В приемной перед бюро райкома в ожидании судилища у меня было такое же спокойно-ироническое состояние, как и перед партсобранием. И здесь забавный случай рассмешил меня. Из зала, в котором заседало бюро райкома, вышел распаренный, красный мой старый знакомый еврей. Когда-то мы учились с ним в одном институте. Увидев меня, он растерялся. Было видно, как страх общения со мной перебивает в нем другие чувства. Он только испуганно кивнул мне и выскочил из помещения. Мог ли я осудить его? Только что с него, советского еврея, сняли взыскание, которое год тому назад он схлопотал за финансовые нарушения. Я-то уезжаю, а он остается…

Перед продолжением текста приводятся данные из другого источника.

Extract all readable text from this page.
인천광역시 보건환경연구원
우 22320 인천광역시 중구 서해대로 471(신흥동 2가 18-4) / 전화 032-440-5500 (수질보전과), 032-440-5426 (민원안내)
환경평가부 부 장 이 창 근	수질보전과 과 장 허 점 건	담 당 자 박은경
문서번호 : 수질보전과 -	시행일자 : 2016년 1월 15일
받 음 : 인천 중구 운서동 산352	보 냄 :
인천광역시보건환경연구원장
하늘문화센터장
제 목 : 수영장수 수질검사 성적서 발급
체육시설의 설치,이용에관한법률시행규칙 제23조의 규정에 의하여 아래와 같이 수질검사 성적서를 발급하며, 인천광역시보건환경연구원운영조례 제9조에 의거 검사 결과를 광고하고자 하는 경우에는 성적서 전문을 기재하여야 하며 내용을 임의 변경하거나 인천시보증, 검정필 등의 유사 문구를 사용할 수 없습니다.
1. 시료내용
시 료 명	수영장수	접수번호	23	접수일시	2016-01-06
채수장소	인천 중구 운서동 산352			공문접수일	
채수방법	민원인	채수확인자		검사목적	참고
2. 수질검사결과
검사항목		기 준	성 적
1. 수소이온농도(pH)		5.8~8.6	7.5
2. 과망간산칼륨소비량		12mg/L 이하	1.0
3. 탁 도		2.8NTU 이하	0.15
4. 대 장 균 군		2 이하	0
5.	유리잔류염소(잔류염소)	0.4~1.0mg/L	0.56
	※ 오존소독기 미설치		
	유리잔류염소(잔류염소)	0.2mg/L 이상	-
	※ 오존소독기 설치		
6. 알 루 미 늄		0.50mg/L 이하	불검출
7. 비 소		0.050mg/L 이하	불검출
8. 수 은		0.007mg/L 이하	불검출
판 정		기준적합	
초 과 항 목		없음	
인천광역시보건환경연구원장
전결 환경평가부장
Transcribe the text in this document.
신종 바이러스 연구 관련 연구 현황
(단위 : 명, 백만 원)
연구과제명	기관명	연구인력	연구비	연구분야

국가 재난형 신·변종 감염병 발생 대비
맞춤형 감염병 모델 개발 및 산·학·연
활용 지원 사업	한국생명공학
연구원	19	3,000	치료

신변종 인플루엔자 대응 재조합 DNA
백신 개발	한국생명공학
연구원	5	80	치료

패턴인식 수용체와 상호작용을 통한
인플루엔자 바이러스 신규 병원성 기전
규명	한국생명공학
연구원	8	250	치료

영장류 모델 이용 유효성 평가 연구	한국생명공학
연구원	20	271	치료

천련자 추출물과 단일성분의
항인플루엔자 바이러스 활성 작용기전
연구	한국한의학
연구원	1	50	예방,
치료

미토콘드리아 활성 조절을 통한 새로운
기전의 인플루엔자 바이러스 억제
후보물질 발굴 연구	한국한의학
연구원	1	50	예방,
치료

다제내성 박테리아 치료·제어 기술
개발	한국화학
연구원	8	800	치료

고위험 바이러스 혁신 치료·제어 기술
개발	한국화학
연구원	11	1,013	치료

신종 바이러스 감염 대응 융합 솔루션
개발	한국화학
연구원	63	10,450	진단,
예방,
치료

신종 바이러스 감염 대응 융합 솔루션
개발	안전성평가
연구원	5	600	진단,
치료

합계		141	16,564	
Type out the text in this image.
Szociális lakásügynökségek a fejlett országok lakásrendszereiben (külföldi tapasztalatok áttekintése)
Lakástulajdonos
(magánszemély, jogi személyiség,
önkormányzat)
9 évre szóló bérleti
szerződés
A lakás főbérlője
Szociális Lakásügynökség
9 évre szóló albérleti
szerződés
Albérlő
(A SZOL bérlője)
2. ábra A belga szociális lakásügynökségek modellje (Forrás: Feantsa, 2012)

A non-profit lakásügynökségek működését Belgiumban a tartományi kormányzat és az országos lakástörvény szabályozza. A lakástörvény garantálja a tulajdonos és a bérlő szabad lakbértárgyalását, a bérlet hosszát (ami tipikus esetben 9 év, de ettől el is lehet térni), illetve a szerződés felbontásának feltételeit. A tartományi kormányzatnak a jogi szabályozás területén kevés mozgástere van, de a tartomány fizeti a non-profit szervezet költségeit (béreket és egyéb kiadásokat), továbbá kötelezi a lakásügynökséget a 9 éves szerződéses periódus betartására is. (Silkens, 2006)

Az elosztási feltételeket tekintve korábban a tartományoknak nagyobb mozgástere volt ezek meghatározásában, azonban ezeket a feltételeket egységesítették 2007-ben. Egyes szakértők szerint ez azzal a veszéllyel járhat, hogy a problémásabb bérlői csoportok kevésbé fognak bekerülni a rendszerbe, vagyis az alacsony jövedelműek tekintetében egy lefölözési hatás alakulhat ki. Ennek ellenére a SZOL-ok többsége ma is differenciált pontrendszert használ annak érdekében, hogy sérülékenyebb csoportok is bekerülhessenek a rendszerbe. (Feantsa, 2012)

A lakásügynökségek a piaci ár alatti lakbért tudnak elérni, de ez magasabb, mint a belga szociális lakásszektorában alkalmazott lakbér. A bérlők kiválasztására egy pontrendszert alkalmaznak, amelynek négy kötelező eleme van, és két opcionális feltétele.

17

В 1967 году бюро райкома еще скромно заседало за шикарным полированным длинным столом. Сейчас было куда солиднее. Темного полированного дерева столики-кафедры, каждый на одного человека, угрожающим клином выстроились углом назад, оставив одинокое место у основания для такого же, правда, столика, предназначенного вместить подсудимого. За ним у стены три сплошных ряда кресел, обтянутых цветным пластиком, — места для секретарей первичных парторганизаций, приглашенных наблюдать суд инквизиции.

Я занял место подсудимого. Напротив, в недосягаемой дали во главе клина сидел первый секретарь райкома. За каждым столиком, нацеленным на меня, — член бюро. Справа, у основания клина, череп, обтянутый сморщенным пергаментом, поднялся над всеми, стараясь распрямить поддерживающую его согбенность. Сейчас я вспомнил, кого он мне напоминает. Был у меня пациент — отставной полковник КГБ, такой себе хороший советский человек. Как-то его жена, рассказывая о нем, испуганно оглянулась и прошептала: «Это страшный человек. У него руки по локти в крови». Вероятно, на заседании парткомиссии я не случайно сказал черепу о камере. В совсем другом, повествовательном стиле он прочитал мое дело.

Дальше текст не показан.